Die Forschung geht davon aus, dass das Klopfen sensorische Reize erzeugt, die die Verarbeitung von Emotionen im Gehirn beeinflussen können. Studien zeigen außerdem Veränderungen biologischer Marker wie Cortisol, sowie Hinweise auf Veränderungen in Hirnregionen, die an Emotionen und Selbstregulation beteiligt sind. Diskutiert wird außerdem, dass EFT die sogenannte Gedächtnisrekonsolidierung unterstützen könnte – also das neue und veränderte Abspeichern alter Erfahrungen.
Wobei kann EFT Tapping helfen?
Viele Menschen nutzen EFT unter anderem bei:
Stress
Prüfungsangst
Selbstzweifeln
belastenden Glaubenssätzen
emotionaler Überforderung
innerer Unruhe
Lampenfieber
Selbstkritik
Bei schweren psychischen Erkrankungen oder Traumafolgestörungen sollte EFT jedoch nur im Rahmen einer psychotherapeutischen Behandlung oder ergänzend dazu eingesetzt werden.
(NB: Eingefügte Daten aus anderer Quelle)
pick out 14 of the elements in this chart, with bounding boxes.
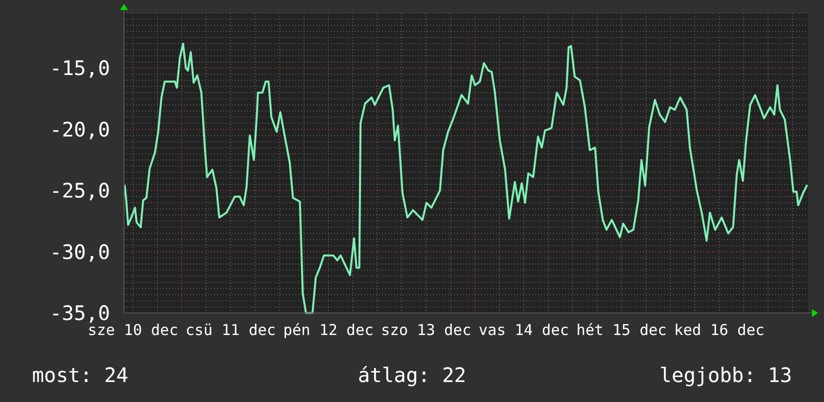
- x-tick-label: vas 14 dec: [478, 321, 569, 339]
- x-tick-label: ked 16 dec: [674, 321, 764, 339]
- text: most: 24: [32, 363, 128, 387]
- y-tick-label: -35,0: [50, 301, 110, 325]
- y-tick-label: -30,0: [50, 240, 110, 264]
- text: legjobb: 13: [660, 363, 792, 387]
- text: átlag: 22: [358, 363, 466, 387]
- y-tick-label: -20,0: [50, 117, 110, 142]
- x-tick-label: szo 13 dec: [380, 321, 472, 339]
- x-tick-label: hét 15 dec: [576, 321, 667, 339]
- y-tick-label: -15,0: [50, 56, 110, 80]
- y-tick-label: -25,0: [50, 178, 110, 203]
- x-tick-label: pén 12 dec: [283, 321, 374, 339]
- x-tick-label: csü 11 dec: [186, 321, 276, 339]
Kann ich EFT selbst anwenden?
Ja. Für viele Alltagsthemen wie Stress, innere Unruhe oder Selbstzweifel eignet sich EFT sehr gut als Selbstcoaching-Methode. Gerade zu Beginn kann es hilfreich sein, die Technik gemeinsam mit einer erfahrenen Begleitung zu lernen, um die passenden Themen und Formulierungen zu finden – beispielsweise mit einem Coach oder in einem qualifizierten Kurs (Online oder in Präsenz).
Wie oft sollte ich Klopfen mit EFT anwenden?
Es gibt keine feste Regel. Viele Menschen nutzen EFT immer dann, wenn sie merken, dass Stress oder belastende Gefühle auftauchen. Andere integrieren das Klopfen täglich als kurze Routine. Entscheidend ist weniger die perfekte Häufigkeit als die Regelmäßigkeit.
Wie lange dauert eine EFT-Klopfrunde?
Eine typische EFT-Klopfrunde dauert meist zwischen drei und zehn Minuten. Je nach Thema können mehrere Runden sinnvoll sein. Bei komplexeren Glaubenssätzen oder emotional belastenden Erfahrungen reicht eine einzelne Runde häufig nicht aus: Hier kann es hilfreich sein, eine weitere Ressource, wie beispielsweise einen erfahrenen Coach, hinzuzuziehen.
Ist EFT dasselbe wie Akupunktur?
Nein. Beide Methoden nutzen ähnliche Meridiane beziehungsweise Akupressurpunkte. Bei EFT werden diese Punkte jedoch mit den Fingern sanft beklopft und gleichzeitig belastende Gedanken oder Gefühle bewusst aktiviert. Es werden keine Nadeln verwendet.
Kann EFT Tapping bei Selbstliebe helfen?
Ja, aus meiner Erfahrung als Coach kann EFT eine wunderbare Methode sein, um belastende Glaubenssätze, starke Selbstkritik oder emotionale Blockaden rund um das Thema Selbstliebe zu bearbeiten. Das Ziel ist dabei nicht, sich positive Gedanken einzureden, sondern dem Gehirn und dem Nervensystem neue emotionale Erfahrungen zu ermöglichen.
Kann EFT ein Coaching oder eine Therapie ersetzen?
Nein. EFT ist eine wirksame Methode, ersetzt aber weder eine Psychotherapie noch eine ärztliche Behandlung, sollten diese erforderlich sein.
Für „alltäglich belastende“ Themen wie Stress, Selbstzweifel, Selbstkritik oder belastende Glaubenssätze eignet sich EFT hervorragend im Coaching.
Bei Depressionen, Traumafolgestörungen oder anderen psychischen Erkrankungen hingegen sollte die Behandlung durch entsprechend qualifizierte Fachpersonen erfolgen – also Therapeut:innen oder Ärzt:innen.
Coaching kann auch hier eine wertvolle Ergänzung sein, ersetzt jedoch keine Therapie und sollte in diesen Fällen nur in Rücksprache mit Therapeut:innen erfolgen.
Was sage ich während des Klopfens bei EFT?
Es gibt keine perfekten Sätze. Meist beginnt eine Klopfrunde mit einer Annahmeformel wie: „Auch wenn… (ich mich gerade gestresst fühle), liebe akzeptiere ich mich so, wie ich bin.“ Anschließend werden die belastenden Gefühle oder Gedanken während des Klopfens benannt. Wichtig ist dabei vor allem Ehrlichkeit – nicht positives Denken.